Appeal Board allows registration of mark consisting of Swedish words based on internet searches

Russian Federation

The Appeal Board of the Patent Office has upheld an appeal against the refusal to register the trademark SVENSKA HANDELSBANKEN (International Registration No 1107500), filed by the Swedish company Svenska Handelsbanken АВ (publ), in respect of services in Classes 35, 36 and 45.

The official refusal initially issued by the Patent Office explained that the claimed designation SVENSKA HANDELSBANKEN, when translated from Swedish, means 'Swedish Commercial Bank'. The examiner, who himself did not know the Swedish language, found a reference on the Internet using Google translate. Based on his findings, the examiner concluded that the word elements making up the mark were lexical units pointing to the place of operation of the applicant and its field of activities. Hence, those words were descriptive in relation to the claimed services in Classes 35, 36, 45.

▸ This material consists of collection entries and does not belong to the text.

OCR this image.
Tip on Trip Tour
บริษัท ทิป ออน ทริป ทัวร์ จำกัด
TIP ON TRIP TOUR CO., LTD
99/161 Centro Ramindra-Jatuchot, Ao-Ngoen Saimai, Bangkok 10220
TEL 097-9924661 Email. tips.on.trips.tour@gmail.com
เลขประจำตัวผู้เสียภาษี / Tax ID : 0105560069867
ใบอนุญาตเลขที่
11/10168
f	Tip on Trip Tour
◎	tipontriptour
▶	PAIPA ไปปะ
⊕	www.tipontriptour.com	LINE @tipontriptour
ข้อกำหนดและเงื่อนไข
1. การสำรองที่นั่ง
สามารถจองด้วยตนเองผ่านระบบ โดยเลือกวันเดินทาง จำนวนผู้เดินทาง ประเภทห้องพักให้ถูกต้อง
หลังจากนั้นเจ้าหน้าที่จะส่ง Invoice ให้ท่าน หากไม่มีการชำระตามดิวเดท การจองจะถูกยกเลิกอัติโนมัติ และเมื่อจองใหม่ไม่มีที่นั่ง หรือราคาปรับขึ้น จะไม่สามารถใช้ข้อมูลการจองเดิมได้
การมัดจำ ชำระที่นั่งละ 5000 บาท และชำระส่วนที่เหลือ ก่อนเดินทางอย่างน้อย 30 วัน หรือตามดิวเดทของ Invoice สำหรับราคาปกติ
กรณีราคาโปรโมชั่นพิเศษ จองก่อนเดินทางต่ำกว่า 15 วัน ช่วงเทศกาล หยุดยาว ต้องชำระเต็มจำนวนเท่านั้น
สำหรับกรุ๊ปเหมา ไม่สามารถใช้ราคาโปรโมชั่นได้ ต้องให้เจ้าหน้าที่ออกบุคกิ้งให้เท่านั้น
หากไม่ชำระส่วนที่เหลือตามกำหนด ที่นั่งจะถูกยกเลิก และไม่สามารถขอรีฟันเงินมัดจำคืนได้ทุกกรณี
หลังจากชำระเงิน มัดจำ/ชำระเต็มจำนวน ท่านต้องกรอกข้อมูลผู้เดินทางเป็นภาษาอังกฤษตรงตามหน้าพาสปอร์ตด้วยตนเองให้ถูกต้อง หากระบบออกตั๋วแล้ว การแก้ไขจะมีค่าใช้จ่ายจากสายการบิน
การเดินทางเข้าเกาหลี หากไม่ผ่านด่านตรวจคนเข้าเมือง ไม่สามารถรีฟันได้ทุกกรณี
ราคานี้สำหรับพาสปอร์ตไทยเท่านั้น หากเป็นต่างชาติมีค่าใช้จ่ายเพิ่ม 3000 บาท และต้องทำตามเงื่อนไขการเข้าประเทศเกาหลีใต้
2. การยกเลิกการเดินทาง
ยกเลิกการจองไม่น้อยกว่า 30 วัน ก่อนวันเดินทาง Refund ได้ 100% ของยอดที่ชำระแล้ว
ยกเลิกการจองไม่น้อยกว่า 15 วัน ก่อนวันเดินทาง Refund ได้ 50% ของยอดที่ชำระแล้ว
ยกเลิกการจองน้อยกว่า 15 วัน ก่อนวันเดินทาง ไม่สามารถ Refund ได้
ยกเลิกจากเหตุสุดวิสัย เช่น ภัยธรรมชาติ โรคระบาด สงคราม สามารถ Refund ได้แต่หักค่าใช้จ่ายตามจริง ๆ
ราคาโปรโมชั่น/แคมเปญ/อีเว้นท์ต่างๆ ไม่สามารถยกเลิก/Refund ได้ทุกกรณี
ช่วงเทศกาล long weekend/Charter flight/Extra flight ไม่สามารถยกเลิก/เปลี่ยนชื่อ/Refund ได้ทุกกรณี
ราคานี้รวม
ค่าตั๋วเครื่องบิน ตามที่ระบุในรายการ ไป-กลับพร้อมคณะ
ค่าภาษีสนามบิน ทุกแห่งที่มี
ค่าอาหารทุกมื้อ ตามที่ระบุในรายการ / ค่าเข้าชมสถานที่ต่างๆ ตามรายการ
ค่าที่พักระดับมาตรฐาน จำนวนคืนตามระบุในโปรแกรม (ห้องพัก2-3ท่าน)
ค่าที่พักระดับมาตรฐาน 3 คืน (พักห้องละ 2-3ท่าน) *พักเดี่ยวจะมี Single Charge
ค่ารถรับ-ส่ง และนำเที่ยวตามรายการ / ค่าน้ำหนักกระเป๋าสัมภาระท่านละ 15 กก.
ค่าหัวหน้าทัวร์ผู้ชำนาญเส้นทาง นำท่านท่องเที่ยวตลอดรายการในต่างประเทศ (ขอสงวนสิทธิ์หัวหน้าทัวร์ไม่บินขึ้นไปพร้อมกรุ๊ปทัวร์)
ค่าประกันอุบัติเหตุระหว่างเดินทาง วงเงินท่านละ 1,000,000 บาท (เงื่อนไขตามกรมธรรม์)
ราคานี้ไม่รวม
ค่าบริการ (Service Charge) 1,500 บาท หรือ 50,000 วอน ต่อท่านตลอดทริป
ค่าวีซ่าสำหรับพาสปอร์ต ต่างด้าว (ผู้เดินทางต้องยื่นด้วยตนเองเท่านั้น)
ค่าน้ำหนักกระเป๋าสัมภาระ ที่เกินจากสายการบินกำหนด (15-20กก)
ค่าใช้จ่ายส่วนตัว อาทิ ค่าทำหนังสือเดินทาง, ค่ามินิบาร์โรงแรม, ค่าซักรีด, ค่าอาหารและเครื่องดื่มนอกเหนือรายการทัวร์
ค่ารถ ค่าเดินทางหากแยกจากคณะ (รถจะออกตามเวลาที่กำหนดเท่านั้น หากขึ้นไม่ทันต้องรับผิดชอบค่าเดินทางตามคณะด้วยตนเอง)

The Appeal Board of the Patent Office did not uphold the opinion of the examiner and decided to register the trademark. While considering the appeal, the board again conducted an internet search, and found that the word combination 'Svenska Handelsbanken' had no clear translation. The search engine Yandex did not provide a translation for 'Svenska Handelsbanken', while Google translate provided a translation for the word 'Svenska' (Swedish), but not for the word element 'Handelsbanken'. It must be noted that neither the examiner nor the members of the Appeal Board were familiar with the Swedish language; however they believed that they could make a judgment by relying only on information found on the Internet. The Appeal Board noted that the Swedish language is not known to the majority of Russian people and that the average Russian consumer may believe that the word elements in question had been artificially coined.

The Appeal Board also noted that, according to the translation found in the online professional dictionary Valenta (the dictionary itself does not claim to be “professional”), it could be inferred that the word element 'Handelsbanken' consisted of the Swedish words 'handel' and 'banken', that their combination was not customary in the Swedish language and that it was not a set term. According to the Appeal Board, the word 'handel' may be translated as 'commerce', 'business', 'market', 'deals', 'shops' or 'traffic'. The word 'banken' derives from 'bank' and may be translated as 'sandbank', 'cloudiness', 'bank', 'depository' or 'embankment'.

The Appeal Board stated that the word element 'Handelsbanken' is not used to designate a commercial bank. It also consulted a translator who explained that a non-governmental credit organisation providing financial services for legal and physical persons is called an 'affàrsbank'. The word designation 'Svenska Handelsbanken' did not define a credit organisation in the Swedish language and could not be descriptive in relation to the claimed services.

Without judging whether the decision of the examiner or of the Appeal Board is correct, one may note that both authorities made their conclusions on the basis of information obtained from the Internet. The Internet is a useful source of information, but such information needs careful verification. The persons searching for information on the Internet should have some competence in the subject at issue, otherwise their findings might be dubious.